Examples of how you could use our guidance in a voluntary or community sector organisation.

Identifying best practice

Guidance can help identify what best practice looks like in health and social care. This helps you to evaluate service provision and commissioning.

This can include:

  • understanding what best practice is for a specific topic
  • checking if our recommendations are being commissioned and provided
  • developing research projects and questions about the quality of provision and commissioning.

Our patient experience in adult NHS services guideline recommends that healthcare professionals help people using services to understand treatment options. This includes the benefits, risks and potential consequences of care.

When assessing if a service delivers a good experience, you could ask:

Have healthcare professionals supported you to understand the treatment options? This may include the benefits, risks and potential consequences of care?

Developing service improvement plans

Using our guidance helps you to base service improvement plans on the current evidence of what’s effective and good value care. This helps you make achievable and realistic improvement recommendations to providers, commissioners, and strategic boards.

Examples include:

  • assessing public concerns and complaints to understand if services didn’t meet expected standards
  • supporting your findings to escalate and prioritise concerns
  • checking if strategic plans, action plans and commissioning decisions align with our guidance
  • working with voluntary and community sector organisations to understand adapting our guidance to a local area and population.

Information and advice

Organisations can use our guidance to enhance the information they provide to the public. This can help the public understand what they should expect from services they use.

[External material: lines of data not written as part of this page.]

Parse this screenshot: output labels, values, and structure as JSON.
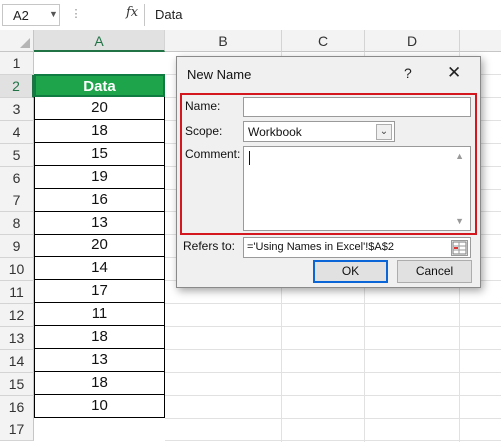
{
  "formula_bar": {
    "name_box": "A2",
    "fx_label": "fx",
    "value": "Data"
  },
  "columns": [
    "A",
    "B",
    "C",
    "D"
  ],
  "rows": [
    "1",
    "2",
    "3",
    "4",
    "5",
    "6",
    "7",
    "8",
    "9",
    "10",
    "11",
    "12",
    "13",
    "14",
    "15",
    "16",
    "17"
  ],
  "column_a": {
    "header": "Data",
    "values": [
      "20",
      "18",
      "15",
      "19",
      "16",
      "13",
      "20",
      "14",
      "17",
      "11",
      "18",
      "13",
      "18",
      "10"
    ]
  },
  "dialog": {
    "title": "New Name",
    "help": "?",
    "close": "✕",
    "name_label": "Name:",
    "name_value": "",
    "scope_label": "Scope:",
    "scope_value": "Workbook",
    "comment_label": "Comment:",
    "comment_value": "",
    "refers_label": "Refers to:",
    "refers_value": "='Using Names in Excel'!$A$2",
    "ok_label": "OK",
    "cancel_label": "Cancel"
  },
  "colors": {
    "header_fill": "#1ea54b",
    "highlight_border": "#d4171f",
    "selection_accent": "#217346"
  }
}
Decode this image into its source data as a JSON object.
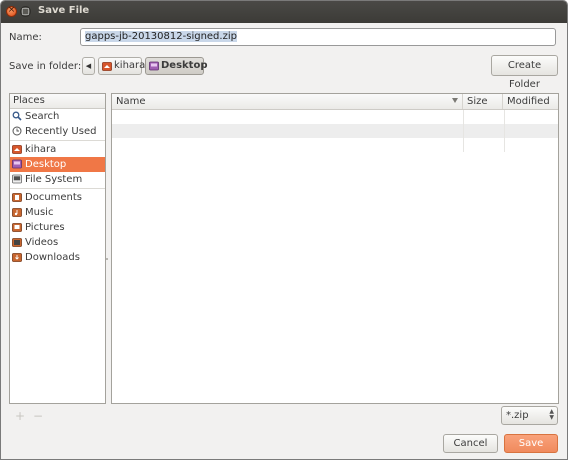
{
  "window": {
    "title": "Save File"
  },
  "form": {
    "name_label": "Name:",
    "name_value": "gapps-jb-20130812-signed.zip",
    "folder_label": "Save in folder:"
  },
  "pathbar": {
    "back_glyph": "◀",
    "crumbs": [
      {
        "label": "kihara",
        "icon": "home-folder-icon"
      },
      {
        "label": "Desktop",
        "icon": "desktop-folder-icon",
        "active": true
      }
    ]
  },
  "create_folder": "Create Folder",
  "places": {
    "header": "Places",
    "items": [
      {
        "label": "Search",
        "icon": "search-icon"
      },
      {
        "label": "Recently Used",
        "icon": "recent-icon"
      },
      {
        "label": "kihara",
        "icon": "home-folder-icon"
      },
      {
        "label": "Desktop",
        "icon": "desktop-folder-icon",
        "selected": true
      },
      {
        "label": "File System",
        "icon": "drive-icon"
      },
      {
        "label": "Documents",
        "icon": "documents-folder-icon"
      },
      {
        "label": "Music",
        "icon": "music-folder-icon"
      },
      {
        "label": "Pictures",
        "icon": "pictures-folder-icon"
      },
      {
        "label": "Videos",
        "icon": "videos-folder-icon"
      },
      {
        "label": "Downloads",
        "icon": "downloads-folder-icon"
      }
    ],
    "add_glyph": "+",
    "remove_glyph": "−"
  },
  "files": {
    "columns": {
      "name": "Name",
      "size": "Size",
      "modified": "Modified"
    },
    "rows": []
  },
  "filter": {
    "value": "*.zip"
  },
  "buttons": {
    "cancel": "Cancel",
    "save": "Save"
  },
  "colors": {
    "accent": "#f07746",
    "save_button": "#f08a5d",
    "close_button": "#dd4814"
  }
}
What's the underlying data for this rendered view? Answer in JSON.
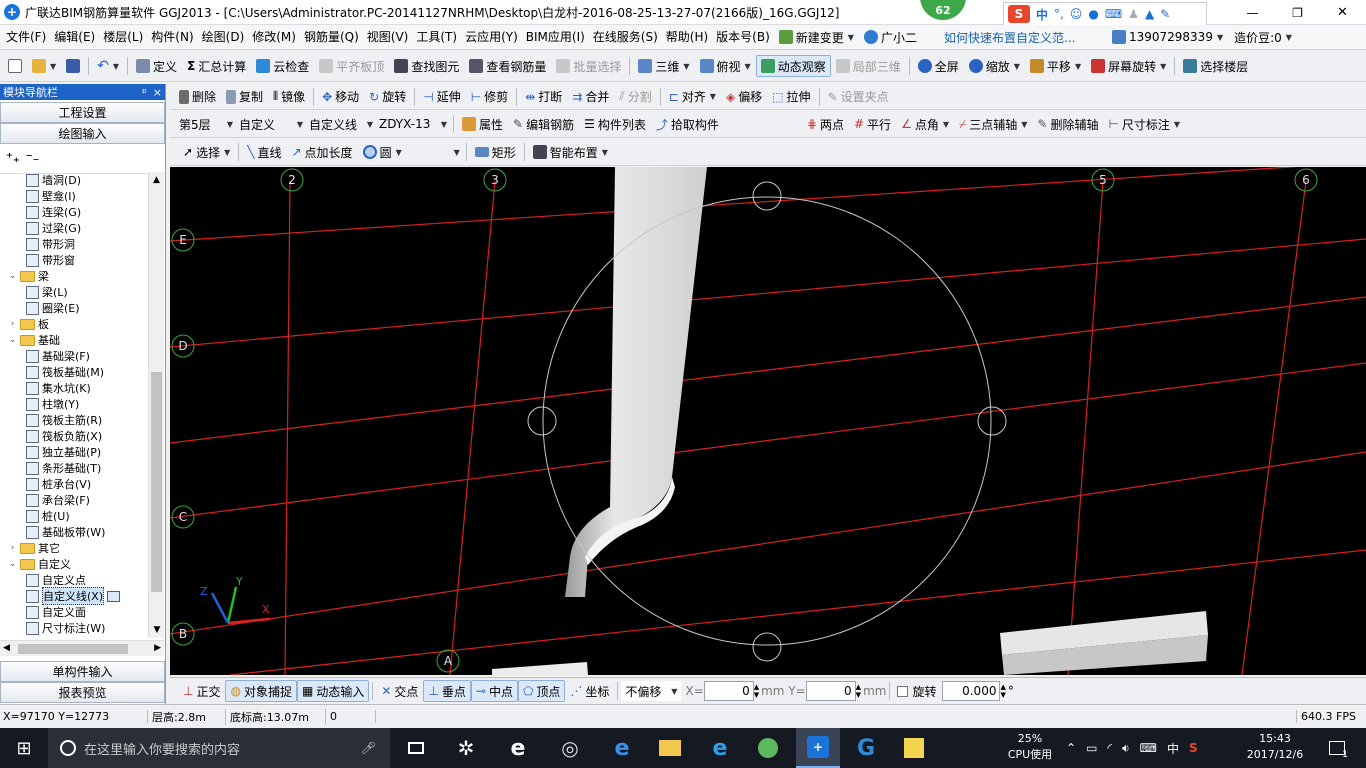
{
  "title": {
    "text": "广联达BIM钢筋算量软件 GGJ2013 - [C:\\Users\\Administrator.PC-20141127NRHM\\Desktop\\白龙村-2016-08-25-13-27-07(2166版)_16G.GGJ12]",
    "badge": "62",
    "ime_label": "中",
    "controls": {
      "min": "—",
      "restore": "❐",
      "close": "✕"
    }
  },
  "menu": {
    "items": [
      "文件(F)",
      "编辑(E)",
      "楼层(L)",
      "构件(N)",
      "绘图(D)",
      "修改(M)",
      "钢筋量(Q)",
      "视图(V)",
      "工具(T)",
      "云应用(Y)",
      "BIM应用(I)",
      "在线服务(S)",
      "帮助(H)",
      "版本号(B)"
    ],
    "new_change": "新建变更",
    "assistant": "广小二",
    "promo": "如何快速布置自定义范...",
    "phone": "13907298339",
    "price_label": "造价豆:0"
  },
  "toolbar1": {
    "define": "定义",
    "sum": "汇总计算",
    "cloud_check": "云检查",
    "flush_slab": "平齐板顶",
    "find": "查找图元",
    "view_rebar": "查看钢筋量",
    "batch_select": "批量选择",
    "view3d": "三维",
    "top_view": "俯视",
    "dynamic": "动态观察",
    "local3d": "局部三维",
    "fullscreen": "全屏",
    "zoom": "缩放",
    "pan": "平移",
    "rotate_screen": "屏幕旋转",
    "select_floor": "选择楼层"
  },
  "toolbar2": {
    "delete": "删除",
    "copy": "复制",
    "mirror": "镜像",
    "move": "移动",
    "rotate": "旋转",
    "extend": "延伸",
    "trim": "修剪",
    "break": "打断",
    "merge": "合并",
    "split": "分割",
    "align": "对齐",
    "offset": "偏移",
    "stretch": "拉伸",
    "set_clamp": "设置夹点"
  },
  "toolbar3": {
    "floor": "第5层",
    "category": "自定义",
    "type": "自定义线",
    "element": "ZDYX-13",
    "props": "属性",
    "edit_rebar": "编辑钢筋",
    "comp_list": "构件列表",
    "pick": "拾取构件",
    "two_point": "两点",
    "parallel": "平行",
    "point_angle": "点角",
    "three_point": "三点辅轴",
    "del_aux": "删除辅轴",
    "dim": "尺寸标注"
  },
  "toolbar4": {
    "select": "选择",
    "line": "直线",
    "point_len": "点加长度",
    "circle": "圆",
    "rect": "矩形",
    "smart": "智能布置"
  },
  "nav": {
    "header": "模块导航栏",
    "pin": "ᵖ",
    "close": "×",
    "btn_settings": "工程设置",
    "btn_draw": "绘图输入",
    "btn_single": "单构件输入",
    "btn_report": "报表预览",
    "tree": [
      {
        "label": "墙洞(D)",
        "indent": 2
      },
      {
        "label": "壁龛(I)",
        "indent": 2
      },
      {
        "label": "连梁(G)",
        "indent": 2
      },
      {
        "label": "过梁(G)",
        "indent": 2
      },
      {
        "label": "带形洞",
        "indent": 2
      },
      {
        "label": "带形窗",
        "indent": 2
      },
      {
        "label": "梁",
        "indent": 1,
        "folder": true,
        "open": true
      },
      {
        "label": "梁(L)",
        "indent": 2
      },
      {
        "label": "圈梁(E)",
        "indent": 2
      },
      {
        "label": "板",
        "indent": 1,
        "folder": true,
        "open": false
      },
      {
        "label": "基础",
        "indent": 1,
        "folder": true,
        "open": true
      },
      {
        "label": "基础梁(F)",
        "indent": 2
      },
      {
        "label": "筏板基础(M)",
        "indent": 2
      },
      {
        "label": "集水坑(K)",
        "indent": 2
      },
      {
        "label": "柱墩(Y)",
        "indent": 2
      },
      {
        "label": "筏板主筋(R)",
        "indent": 2
      },
      {
        "label": "筏板负筋(X)",
        "indent": 2
      },
      {
        "label": "独立基础(P)",
        "indent": 2
      },
      {
        "label": "条形基础(T)",
        "indent": 2
      },
      {
        "label": "桩承台(V)",
        "indent": 2
      },
      {
        "label": "承台梁(F)",
        "indent": 2
      },
      {
        "label": "桩(U)",
        "indent": 2
      },
      {
        "label": "基础板带(W)",
        "indent": 2
      },
      {
        "label": "其它",
        "indent": 1,
        "folder": true,
        "open": false
      },
      {
        "label": "自定义",
        "indent": 1,
        "folder": true,
        "open": true
      },
      {
        "label": "自定义点",
        "indent": 2
      },
      {
        "label": "自定义线(X)",
        "indent": 2,
        "selected": true
      },
      {
        "label": "自定义面",
        "indent": 2
      },
      {
        "label": "尺寸标注(W)",
        "indent": 2
      }
    ]
  },
  "axes": {
    "v": [
      "2",
      "3",
      "5",
      "6"
    ],
    "h": [
      "E",
      "D",
      "C",
      "B",
      "A"
    ]
  },
  "axis_labels": {
    "x": "X",
    "y": "Y",
    "z": "Z"
  },
  "bottombar": {
    "ortho": "正交",
    "snap": "对象捕捉",
    "dyn_input": "动态输入",
    "intersect": "交点",
    "perp": "垂点",
    "mid": "中点",
    "vertex": "顶点",
    "coord": "坐标",
    "offset_mode": "不偏移",
    "x_label": "X=",
    "x_val": "0",
    "y_label": "mm Y=",
    "y_val": "0",
    "mm": "mm",
    "rotate": "旋转",
    "rot_val": "0.000",
    "deg": "°"
  },
  "status": {
    "coords": "X=97170 Y=12773",
    "floor_h": "层高:2.8m",
    "base_h": "底标高:13.07m",
    "zero": "0",
    "fps": "640.3 FPS"
  },
  "taskbar": {
    "search": "在这里输入你要搜索的内容",
    "cpu_pct": "25%",
    "cpu_label": "CPU使用",
    "lang": "中",
    "time": "15:43",
    "date": "2017/12/6",
    "notif": "1"
  }
}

Here are some examples of how you could use NICE guidance:

Incorporating information

Mind's website provides information on mental health and wellbeing. In their information they refer to relevant NICE guidance. They give a small summary and a link to guidance on our website.

Summarising our guidance for your audience

The MND Association created patient friendly resources to support our guideline on motor neurone disease. These include a summary of the expected standards of care and an animated video setting out key aspects of the guideline.

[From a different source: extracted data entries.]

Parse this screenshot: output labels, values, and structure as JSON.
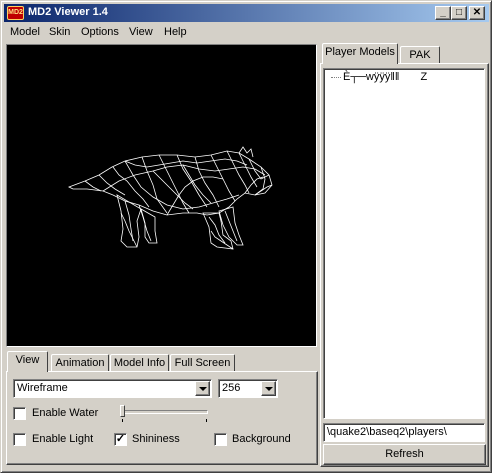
{
  "window": {
    "title": "MD2 Viewer 1.4",
    "icon_label": "MD2",
    "controls": {
      "minimize": "_",
      "maximize": "□",
      "close": "✕"
    }
  },
  "menu": [
    "Model",
    "Skin",
    "Options",
    "View",
    "Help"
  ],
  "viewport": {
    "background": "#000000",
    "render_mode": "wireframe",
    "model": "feline creature"
  },
  "bottom_tabs": [
    "View",
    "Animation",
    "Model Info",
    "Full Screen"
  ],
  "view_panel": {
    "render_mode_value": "Wireframe",
    "texture_size_value": "256",
    "enable_water": {
      "label": "Enable Water",
      "checked": false
    },
    "water_slider": {
      "value": 0.0
    },
    "enable_light": {
      "label": "Enable Light",
      "checked": false
    },
    "shininess": {
      "label": "Shininess",
      "checked": true
    },
    "background": {
      "label": "Background",
      "checked": false
    }
  },
  "right_tabs": [
    "Player Models",
    "PAK"
  ],
  "tree": {
    "items": [
      {
        "name": "È┬─wÿÿÿǁǁ",
        "suffix": "Z"
      }
    ]
  },
  "path": "\\quake2\\baseq2\\players\\",
  "refresh_label": "Refresh"
}
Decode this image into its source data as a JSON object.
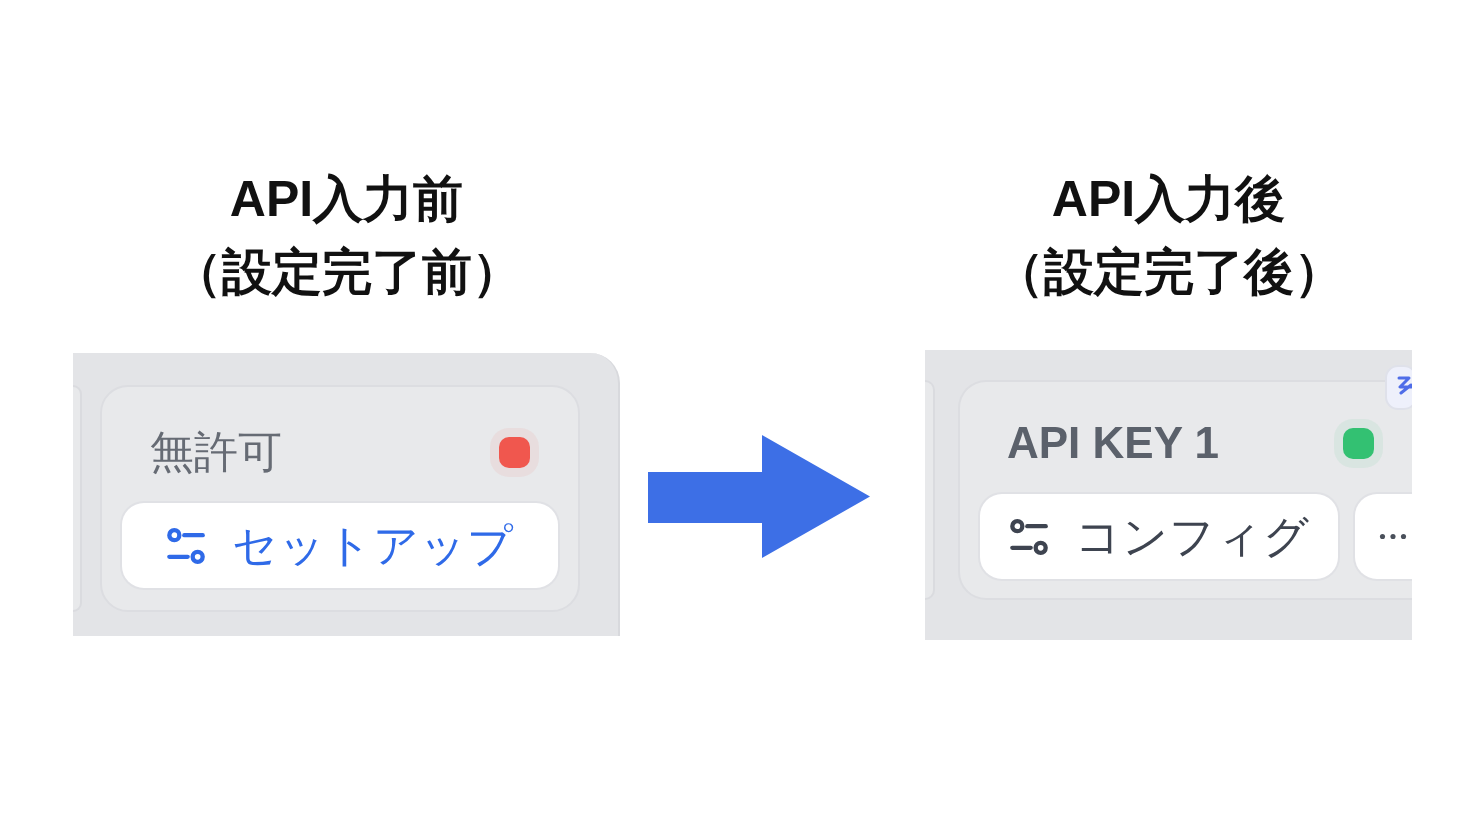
{
  "panels": [
    {
      "kind": "before",
      "heading": [
        "API入力前",
        "（設定完了前）"
      ],
      "card": {
        "configured": false,
        "label": "無許可",
        "color": "#f0574e",
        "buttons": [
          {
            "kind": "primary",
            "label": "セットアップ"
          }
        ]
      }
    },
    {
      "kind": "after",
      "heading": [
        "API入力後",
        "（設定完了後）"
      ],
      "card": {
        "configured": true,
        "label": "API KEY 1",
        "color": "#33c172",
        "corner_icon": true,
        "buttons": [
          {
            "kind": "default",
            "label": "コンフィグ"
          },
          {
            "kind": "more"
          }
        ]
      }
    }
  ]
}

They also surveyed providers of care services. They provided suggestions of where practice could be changed to meet our recommendations and improve standards of care.

Share important messages from us on your website

The Rainbow Trust published an article on their website to tell people about published guidance. They summarised what it means to people and publically supported the recommendations.

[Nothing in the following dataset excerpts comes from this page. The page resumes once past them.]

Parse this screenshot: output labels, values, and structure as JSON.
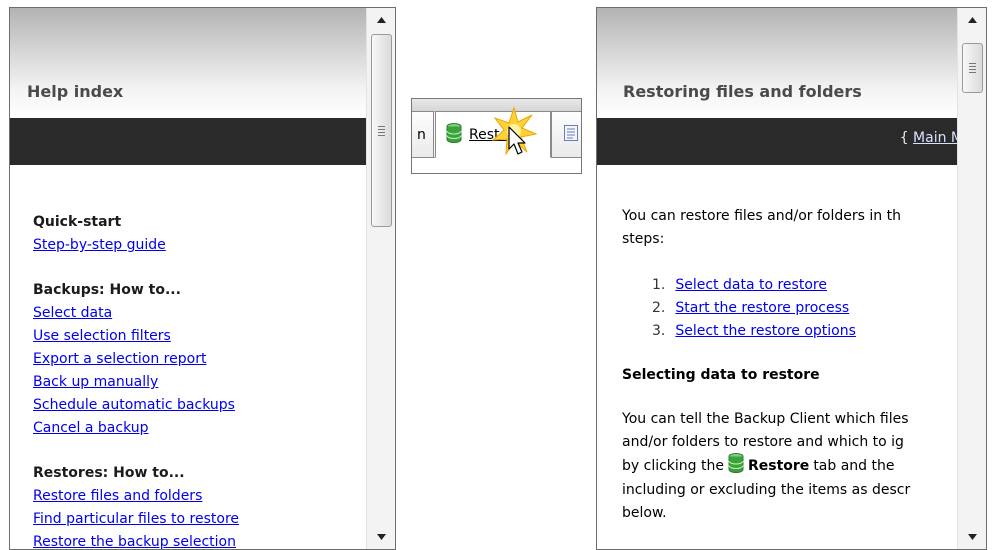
{
  "left_panel": {
    "title": "Help index",
    "sections": [
      {
        "heading": "Quick-start",
        "links": [
          "Step-by-step guide"
        ]
      },
      {
        "heading": "Backups: How to...",
        "links": [
          "Select data",
          "Use selection filters",
          "Export a selection report",
          "Back up manually",
          "Schedule automatic backups",
          "Cancel a backup"
        ]
      },
      {
        "heading": "Restores: How to...",
        "links": [
          "Restore files and folders",
          "Find particular files to restore",
          "Restore the backup selection"
        ]
      }
    ]
  },
  "tab_strip": {
    "prev_tab_label": "n",
    "restore_tab_label": "Restore",
    "restore_icon": "database-icon",
    "next_tab_icon": "document-icon",
    "cursor_icon": "arrow-cursor-click-icon"
  },
  "right_panel": {
    "title": "Restoring files and folders",
    "band_link_prefix": "{ ",
    "band_link": "Main M",
    "intro": [
      "You can restore files and/or folders in th",
      "steps:"
    ],
    "steps": [
      {
        "num": "1.",
        "label": "Select data to restore"
      },
      {
        "num": "2.",
        "label": "Start the restore process"
      },
      {
        "num": "3.",
        "label": "Select the restore options"
      }
    ],
    "subheading": "Selecting data to restore",
    "para_lines": [
      "You can tell the Backup Client which files",
      "and/or folders to restore and which to ig"
    ],
    "para_line3_start": "by clicking the",
    "para_line3_bold": "Restore",
    "para_line3_end": "tab and the",
    "para_rest": [
      "including or excluding the items as descr",
      "below."
    ]
  },
  "colors": {
    "link": "#0000ee",
    "header_band": "#2a2a2a",
    "title": "#4a4a4a",
    "db_green": "#3aa43a"
  }
}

Include important messages from us in material you produce

Guts UK wrote an article in their newsletter telling members about our guidance for pancreatitis. They explained what NICE guidance is, and included quotes from lay members who sat on the guideline development committee.

Using social media to share information 

Kidney Care UK tweeted a link to their website, informing their audience about recently published guidance.

Other ways of using our guidance

We're also aware of information being shared to other organisations so they're aware of recently published guidance and opportunities to get involved with NICE. Some organisations have promoted our guidance at events and meetings.